Once, as she passed round the corner of a quieter street, some one ran up against her, and nearly threw her down,—a lady, the old woman would have described her, smartly, even handsomely, dressed, with a bright color on her cheeks, and glowing, restless, unhappy eyes, and dry, feverish lips. She spoke a hasty word of apology, and then, all at once, gave a sharp, sudden cry, and put her hands on the old woman's shoulders and looked eagerly into her face. Then she pushed her away with a painful little laugh. "I thought you were my mother," she said.
"No; I never had no gals."
"You're in luck, then," the girl said; "thank Heaven for it."
"Was your mother, maybe, from the country?"
"Yes; she lived in Somersetshire. But I don't even know that she's alive, and I think she must be dead. I hope she is—I hope it!"
There was something in the girl's voice that told of more bitter despair than words, and the old woman put out her hand and laid it on the girl's velvet sleeve.
"My dear," she said, "maybe I could help you."
"Help!" was the answer. "I'm past that. There, good night! Don't trouble your kind head about me."
And then the old woman went on again, getting into narrow, darker streets, with fewer shops, and people of a rougher, poorer class. But it would overtax your patience and my powers to describe the old woman's wanderings in the maze of London. Enough to say, that when, an hour or two later, footsore and ready to drop, she stumbled along a little street near Soho Square, a woman, with a baby in her arms, uttered a loud cry of pleased recognition, and darted out to stop her.

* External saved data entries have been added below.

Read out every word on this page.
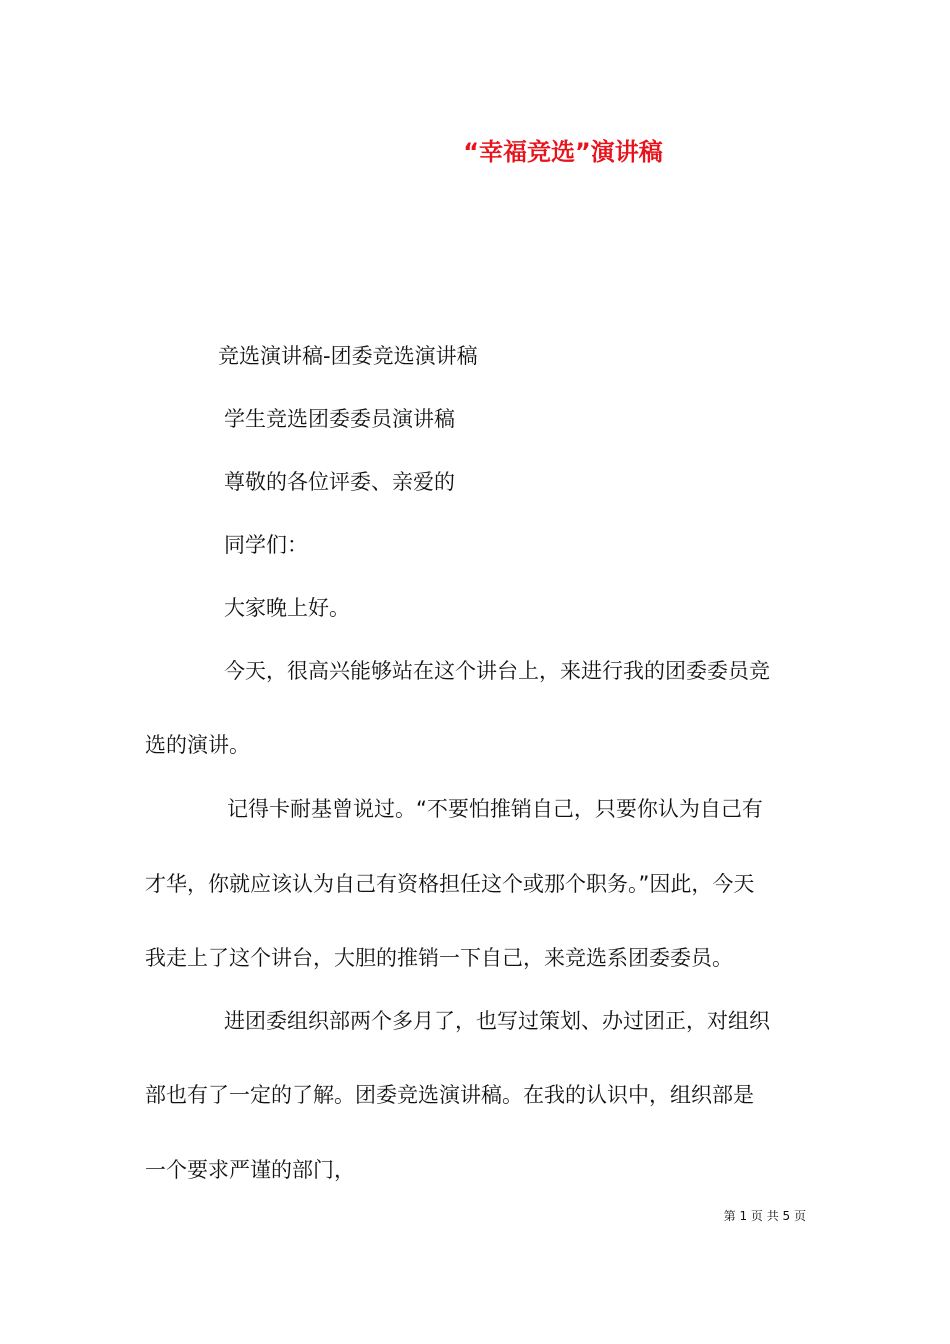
“幸福竞选”演讲稿
竞选演讲稿-团委竞选演讲稿
学生竞选团委委员演讲稿
尊敬的各位评委、亲爱的
同学们：
大家晚上好。
今天，很高兴能够站在这个讲台上，来进行我的团委委员竞
选的演讲。
记得卡耐基曾说过。“不要怕推销自己，只要你认为自己有
才华，你就应该认为自己有资格担任这个或那个职务。”因此，今天
我走上了这个讲台，大胆的推销一下自己，来竞选系团委委员。
进团委组织部两个多月了，也写过策划、办过团正，对组织
部也有了一定的了解。团委竞选演讲稿。在我的认识中，组织部是
一个要求严谨的部门，
第 1 页 共 5 页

"Why, it ain't never you! Whoever would have thought of seeing you so soon; and however did you find me out? This is the house. Why, there, there! Dontee cry, sure! dontee, now! You're tired out. Come in and have a cup of tea. I've got the kettle boiling all ready, for my Harry'll be in soon."

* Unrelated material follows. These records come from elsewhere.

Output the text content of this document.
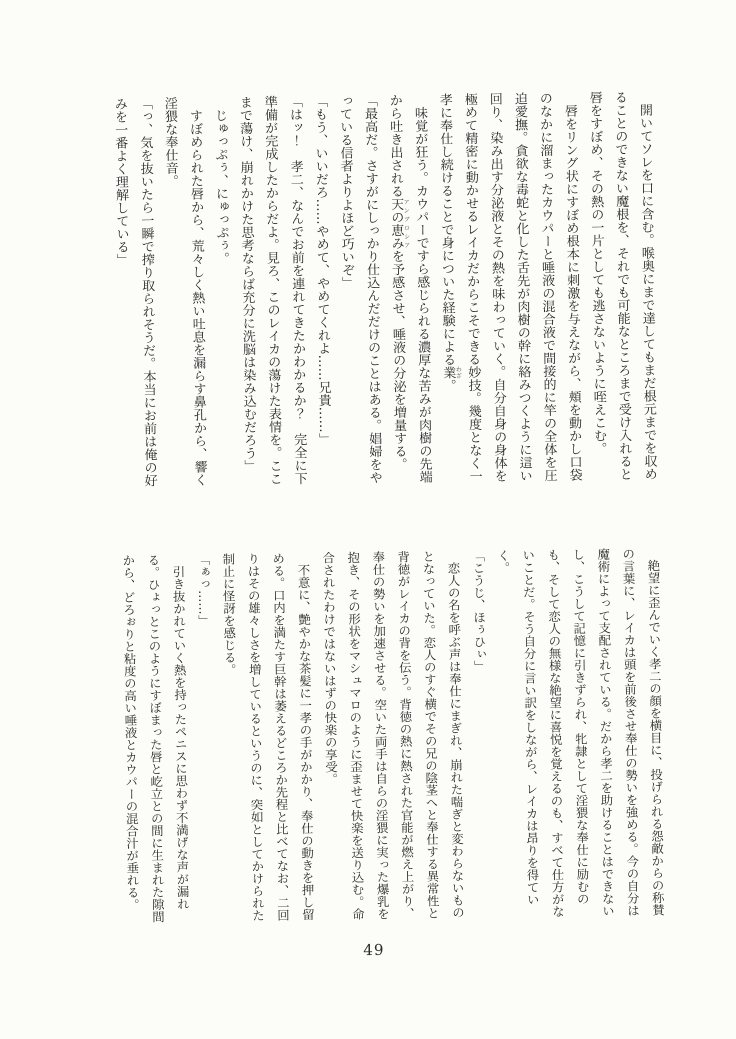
開いてソレを口に含む。喉奥にまで達してもまだ根元までを収めることのできない魔根を、それでも可能なところまで受け入れると唇をすぼめ、その熱の一片としても逃さないように咥えこむ。

唇をリング状にすぼめ根本に刺激を与えながら、頬を動かし口袋のなかに溜まったカウパーと唾液の混合液で間接的に竿の全体を圧迫愛撫。貪欲な毒蛇と化した舌先が肉樹の幹に絡みつくように這い回り、染み出す分泌液とその熱を味わっていく。自分自身の身体を極めて精密に動かせるレイカだからこそできる妙技。幾度となく一孝に奉仕し続けることで身についた経験による業わざ。

味覚が狂う。カウパーですら感じられる濃厚な苦みが肉樹の先端から吐き出される天の恵みアンブロシアを予感させ、唾液の分泌を増量する。

「最高だ。さすがにしっかり仕込んだだけのことはある。娼婦をやっている信者よりよほど巧いぞ」

「もう、いいだろ……やめて、やめてくれよ……兄貴……」

「はッ！　孝二、なんでお前を連れてきたかわかるか？　完全に下準備が完成したからだよ。見ろ、このレイカの蕩けた表情を。ここまで蕩け、崩れかけた思考ならば充分に洗脳は染み込むだろう」

じゅっぷぅ、にゅっぷぅ。

すぼめられた唇から、荒々しく熱い吐息を漏らす鼻孔から、響く淫猥な奉仕音。

「っ、気を抜いたら一瞬で搾り取られそうだ。本当にお前は俺の好みを一番よく理解している」

絶望に歪んでいく孝二の顔を横目に、投げられる怨敵からの称賛の言葉に、レイカは頭を前後させ奉仕の勢いを強める。今の自分は魔術によって支配されている。だから孝二を助けることはできないし、こうして記憶に引きずられ、牝隷として淫猥な奉仕に励むのも、そして恋人の無様な絶望に喜悦を覚えるのも、すべて仕方がないことだ。そう自分に言い訳をしながら、レイカは昂りを得ていく。

「こうじ、ほぅひぃ」

恋人の名を呼ぶ声は奉仕にまぎれ、崩れた喘ぎと変わらないものとなっていた。恋人のすぐ横でその兄の陰茎へと奉仕する異常性と背徳がレイカの背を伝う。背徳の熱に熱された官能が燃え上がり、奉仕の勢いを加速させる。空いた両手は自らの淫猥に実った爆乳を抱き、その形状をマシュマロのように歪ませて快楽を送り込む。命合されたわけではないはずの快楽の享受。

不意に、艶やかな茶髪に一孝の手がかかり、奉仕の動きを押し留める。口内を満たす巨幹は萎えるどころか先程と比べてなお、二回りはその雄々しさを増しているというのに、突如としてかけられた制止に怪訝を感じる。

「ぁっ……」

引き抜かれていく熱を持ったペニスに思わず不満げな声が漏れる。ひょっとこのようにすぼまった唇と屹立との間に生まれた隙間から、どろぉりと粘度の高い唾液とカウパーの混合汁が垂れる。

49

It was the young woman she travelled with the day before,—only the day before, though it seemed months to look back to; only her face was bright and happy now, in spite of the fog and dirt about her; for had not her Harry a home and welcome for her, in spite of all her fears and people's evil prophecies; and was not this enough to make sunshine through the rainiest day?

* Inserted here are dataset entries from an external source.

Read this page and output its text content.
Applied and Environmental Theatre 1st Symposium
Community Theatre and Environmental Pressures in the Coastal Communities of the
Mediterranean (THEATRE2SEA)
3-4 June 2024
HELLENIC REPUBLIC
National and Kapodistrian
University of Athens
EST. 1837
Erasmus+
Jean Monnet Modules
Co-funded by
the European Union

Very improbable, you will say, perhaps, that these two waifs, these floating straws, should have drifted together on the great ocean of London life. Yes, very improbable, well-nigh impossible, I agree, if it is mere chance that guides our way; but stranger, more improbable things happen every day; and, if we mean anything by Providence, it is no longer difficult to understand, for we can see the Hand leading, guiding, arranging, weaving the tangled, confused threads of human life into the grand, clear, noble pattern of divine purpose.